The Knights simulated a game day Thursday, which included an optional morning skate at City National Arena and meetings capped by a scrimmage that evening at T-Mobile Arena. The game was closed to the public and media.

The scrimmage provided the first opportunity to work extensively on special teams. DeBoer can deploy defensemen Alex Pietrangelo and Shea Theodore on the same power play or split them up to quarterback their own unit.

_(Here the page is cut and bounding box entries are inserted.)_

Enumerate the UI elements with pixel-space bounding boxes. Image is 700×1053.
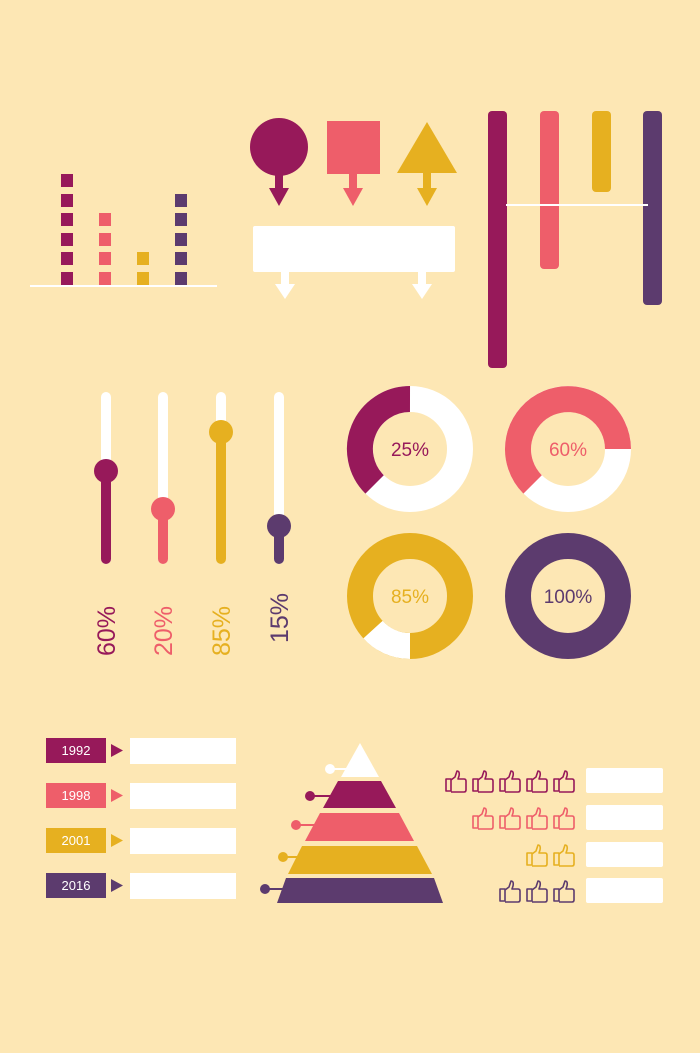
ratings: thumbs <box>446 768 663 903</box>
slider labels <box>93 593 294 656</box>
donut 85% <box>360 546 460 646</box>
sliders <box>94 392 291 564</box>
timeline: 1998 <box>62 788 90 803</box>
timeline: 1992 <box>62 743 90 758</box>
donut 100%: 100% <box>544 587 592 608</box>
slider labels: 85% <box>208 606 236 656</box>
slider labels: 20% <box>150 606 178 656</box>
timeline <box>46 738 236 899</box>
white box with arrows <box>253 226 455 299</box>
timeline: 2001 <box>62 833 90 848</box>
donut 25%: 25% <box>391 440 429 461</box>
timeline: 2016 <box>62 878 90 893</box>
icon: square with arrow <box>327 121 380 206</box>
icon: circle with arrow <box>250 118 308 206</box>
donut 25% <box>360 399 460 499</box>
donut 85%: 85% <box>391 587 429 608</box>
donut 60%: 60% <box>549 440 587 461</box>
slider labels: 60% <box>93 606 121 656</box>
donut 60% <box>518 399 618 499</box>
pyramid <box>260 743 443 903</box>
vertical bars <box>488 111 662 368</box>
bar chart: stacked squares <box>30 174 217 287</box>
slider labels: 15% <box>266 593 294 643</box>
icon: triangle with double arrow <box>397 122 457 206</box>
donut 100% <box>518 546 618 646</box>
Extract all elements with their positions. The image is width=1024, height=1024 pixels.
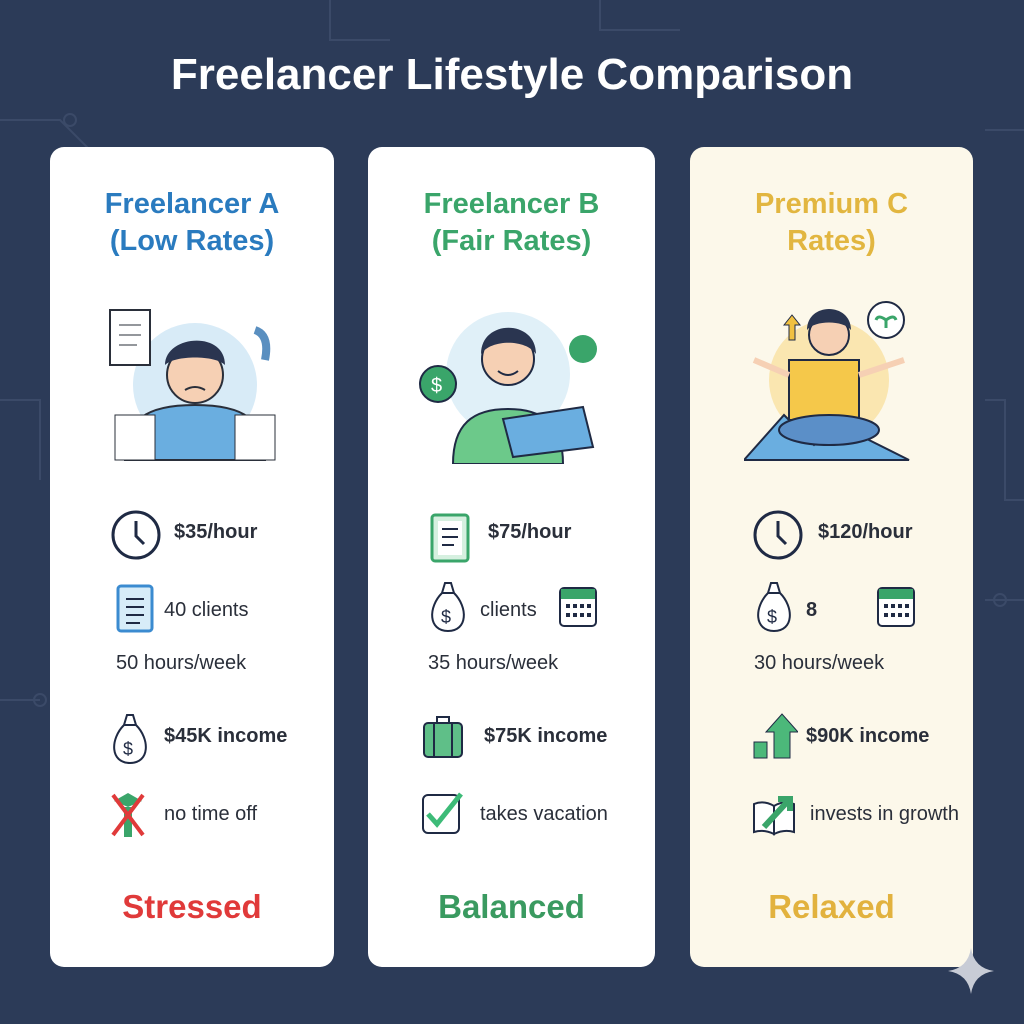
heading B [424, 188, 599, 257]
row: clients [757, 582, 791, 632]
row: rate [112, 510, 160, 560]
panel: Freelancer B: takes vacation [480, 803, 608, 825]
heading A: Freelancer A [105, 188, 279, 220]
panel: Freelancer B: clients [480, 599, 537, 621]
row: income [754, 713, 798, 758]
panel: Premium C: 8 [806, 599, 817, 621]
heading A [105, 188, 279, 257]
panel: Premium C: $120/hour [818, 521, 912, 543]
heading C: Rates) [787, 225, 876, 257]
row: growth [753, 796, 795, 836]
panel: Freelancer B: $75K income [484, 725, 607, 747]
row: vacation [422, 792, 463, 834]
row: hours: 50 hours/week [116, 652, 246, 674]
panel: Freelancer B [368, 147, 655, 967]
illustration: balanced person with laptop [419, 312, 597, 464]
panel: Freelancer A: $45K income [164, 725, 287, 747]
row: hours: 30 hours/week [754, 652, 884, 674]
row: clients [431, 582, 465, 632]
icon: sparkle [948, 948, 994, 994]
panel: Freelancer A: no time off [164, 803, 257, 825]
panel: Freelancer B: $75/hour [488, 521, 571, 543]
illustration: balanced person with laptop: $ [431, 375, 442, 397]
illustration: meditating person [744, 301, 910, 461]
icon: calendar [559, 587, 597, 627]
row: income [113, 714, 147, 764]
row: no time off [112, 793, 144, 837]
row: income: $ [123, 739, 133, 759]
illustration: stressed person [109, 309, 276, 461]
panel: Freelancer A [50, 147, 334, 967]
row: hours: 35 hours/week [428, 652, 558, 674]
heading C: Premium C [755, 188, 908, 220]
panel: Premium C: $90K income [806, 725, 929, 747]
heading C [755, 188, 908, 257]
row: rate [430, 514, 470, 562]
status A: Stressed [122, 888, 262, 925]
status B: Balanced [438, 888, 585, 925]
row: clients [116, 584, 154, 632]
icon: calendar [877, 587, 915, 627]
row: income [423, 716, 463, 758]
panel: Freelancer A: $35/hour [174, 521, 257, 543]
panel: Premium C: invests in growth [810, 803, 959, 825]
title: Freelancer Lifestyle Comparison [171, 50, 853, 99]
heading B: Freelancer B [424, 188, 599, 220]
panel: Freelancer A: 40 clients [164, 599, 248, 621]
row: clients: $ [767, 607, 777, 627]
row: rate [754, 510, 802, 560]
status C: Relaxed [768, 888, 895, 925]
heading A: (Low Rates) [110, 225, 274, 257]
row: clients: $ [441, 607, 451, 627]
heading B: (Fair Rates) [432, 225, 591, 257]
panel: Premium C [690, 147, 973, 967]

“It opens up a lot of options,” DeBoer said. “We’ve still got heavy competition for jobs and spots in the lineup. It’s going to be some real tough decisions to make with the depth we have in the organization. Another opportunity for guys to show their stuff.”

Chirping the zebra

Assistant coach Ryan Craig served as the lone official during scrimmages the first three days of training camp, and apparently he’s not going to take Wes McCauley’s job as an NHL referee anytime soon.

“I think there’s a couple missed calls, personally,” Theodore said with a grin.

“I agree,” center William Karlsson said later. “He’s got to get better at that.”

Craig did earn praise from Theodore for the No. 35 referee jersey he had on after not wearing stripes while officiating during previous training camps.

“Overall, he was OK. It’s tough being out there on your own with two teams yapping on you and complaining,” Karlsson said with tongue in cheek. “I guess he should have credit for that.”